A cone shows a base diameter of 25 centimeters, perpendicular height from the base to the top vertex at 90 degrees, and 22 centimeters as the hypotenuse or the side of the cone.
What is the surface area of the cone? Use 3.14 for pi.
To find the surface area of a cone, we need to find the lateral surface area and the base area.
The lateral surface area of a cone can be found using the formula:
Lateral surface area = π × base diameter × slant height
Here, the base diameter is 25 centimeters and the slant height is 22 centimeters.
Lateral surface area = 3.14 × 25 × 22
Lateral surface area = 1,725.5 square centimeters (rounded to the nearest tenth)
The base area of a cone can be found using the formula:
Base area = 0.5 × π × base diameter^2
Here, the base diameter is 25 centimeters.
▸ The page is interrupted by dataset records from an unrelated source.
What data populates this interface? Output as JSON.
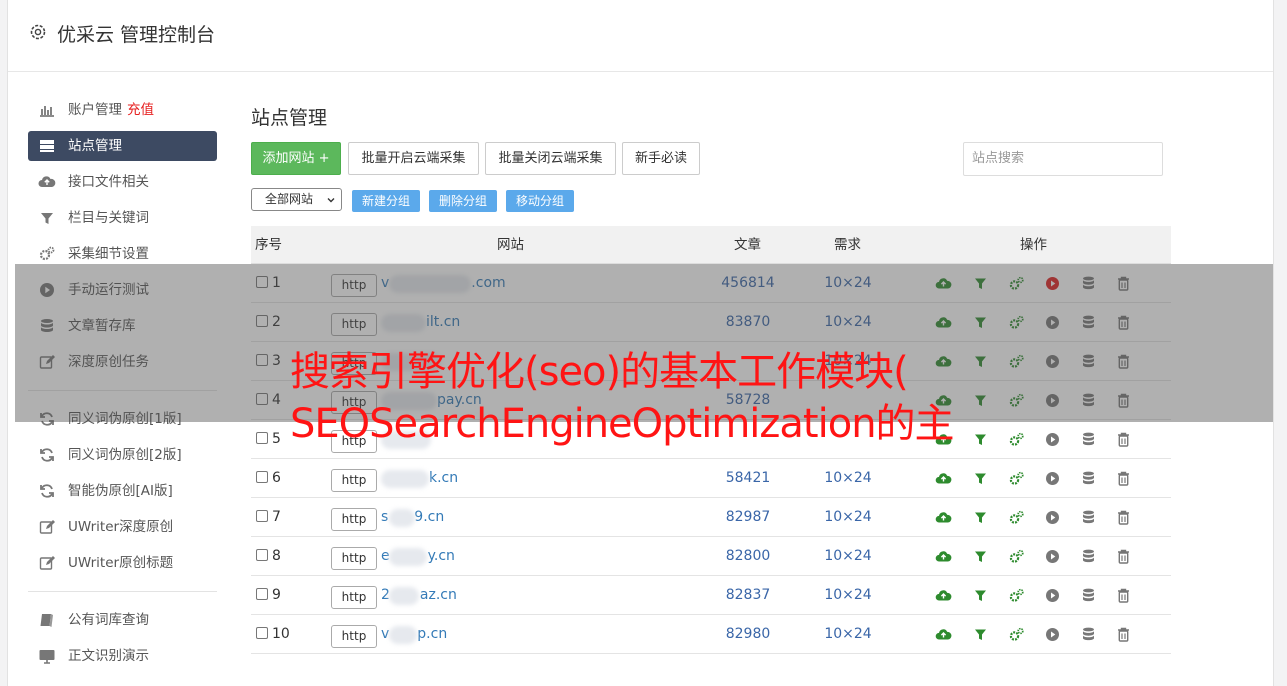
{
  "app": {
    "title": "优采云 管理控制台"
  },
  "sidebar": {
    "group1": [
      {
        "label": "账户管理",
        "extra": "充值",
        "icon": "bar-chart-icon"
      },
      {
        "label": "站点管理",
        "icon": "server-icon",
        "active": true
      },
      {
        "label": "接口文件相关",
        "icon": "cloud-upload-icon"
      },
      {
        "label": "栏目与关键词",
        "icon": "filter-icon"
      },
      {
        "label": "采集细节设置",
        "icon": "cogs-icon"
      },
      {
        "label": "手动运行测试",
        "icon": "play-circle-icon"
      },
      {
        "label": "文章暂存库",
        "icon": "database-icon"
      },
      {
        "label": "深度原创任务",
        "icon": "edit-icon"
      }
    ],
    "group2": [
      {
        "label": "同义词伪原创[1版]",
        "icon": "refresh-icon"
      },
      {
        "label": "同义词伪原创[2版]",
        "icon": "refresh-icon"
      },
      {
        "label": "智能伪原创[AI版]",
        "icon": "refresh-icon"
      },
      {
        "label": "UWriter深度原创",
        "icon": "edit-icon"
      },
      {
        "label": "UWriter原创标题",
        "icon": "edit-icon"
      }
    ],
    "group3": [
      {
        "label": "公有词库查询",
        "icon": "book-icon"
      },
      {
        "label": "正文识别演示",
        "icon": "monitor-icon"
      }
    ]
  },
  "main": {
    "page_title": "站点管理",
    "toolbar": {
      "add_site": "添加网站 +",
      "batch_enable": "批量开启云端采集",
      "batch_disable": "批量关闭云端采集",
      "beginner": "新手必读",
      "search_placeholder": "站点搜索"
    },
    "filter": {
      "group_select": "全部网站",
      "new_group": "新建分组",
      "delete_group": "删除分组",
      "move_group": "移动分组"
    },
    "table": {
      "headers": {
        "index": "序号",
        "site": "网站",
        "articles": "文章",
        "demand": "需求",
        "actions": "操作"
      },
      "rows": [
        {
          "index": "1",
          "protocol": "http",
          "site_prefix": "v",
          "site_suffix": ".com",
          "articles": "456814",
          "demand": "10×24",
          "run_active": true
        },
        {
          "index": "2",
          "protocol": "http",
          "site_prefix": "",
          "site_suffix": "ilt.cn",
          "articles": "83870",
          "demand": "10×24",
          "run_active": false
        },
        {
          "index": "3",
          "protocol": "http",
          "site_prefix": "",
          "site_suffix": "",
          "articles": "",
          "demand": "10×24",
          "run_active": false
        },
        {
          "index": "4",
          "protocol": "http",
          "site_prefix": "",
          "site_suffix": "pay.cn",
          "articles": "58728",
          "demand": "",
          "run_active": false
        },
        {
          "index": "5",
          "protocol": "http",
          "site_prefix": "",
          "site_suffix": "",
          "articles": "",
          "demand": "",
          "run_active": false
        },
        {
          "index": "6",
          "protocol": "http",
          "site_prefix": "",
          "site_suffix": "k.cn",
          "articles": "58421",
          "demand": "10×24",
          "run_active": false
        },
        {
          "index": "7",
          "protocol": "http",
          "site_prefix": "s",
          "site_suffix": "9.cn",
          "articles": "82987",
          "demand": "10×24",
          "run_active": false
        },
        {
          "index": "8",
          "protocol": "http",
          "site_prefix": "e",
          "site_suffix": "y.cn",
          "articles": "82800",
          "demand": "10×24",
          "run_active": false
        },
        {
          "index": "9",
          "protocol": "http",
          "site_prefix": "2",
          "site_suffix": "az.cn",
          "articles": "82837",
          "demand": "10×24",
          "run_active": false
        },
        {
          "index": "10",
          "protocol": "http",
          "site_prefix": "v",
          "site_suffix": "p.cn",
          "articles": "82980",
          "demand": "10×24",
          "run_active": false
        }
      ]
    }
  },
  "overlay": {
    "line1": "搜索引擎优化(seo)的基本工作模块(",
    "line2": "SEOSearchEngineOptimization的主"
  },
  "colors": {
    "sidebar_active": "#3d4a62",
    "green_button": "#5cb85c",
    "blue_small_button": "#5ba9eb",
    "link_blue": "#337ab7",
    "overlay_text": "#ff1414",
    "action_green": "#2e8b2e",
    "run_red": "#e02020"
  }
}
Base area = 0.5 × 3.14 × 25^2
Base area = 0.5 × 3.14 × 625
Base area = 981.25 square centimeters (rounded to the nearest hundredth)
Therefore, the surface area of the cone is the sum of the lateral surface area and the base area:
Surface area = Lateral surface area + Base area
Surface area = 1,725.5 + 981.25
Surface area = 2,706.75 square centimeters (rounded to the nearest hundredth)
The surface area of the cone is approximately 2,706.75 square centimeters.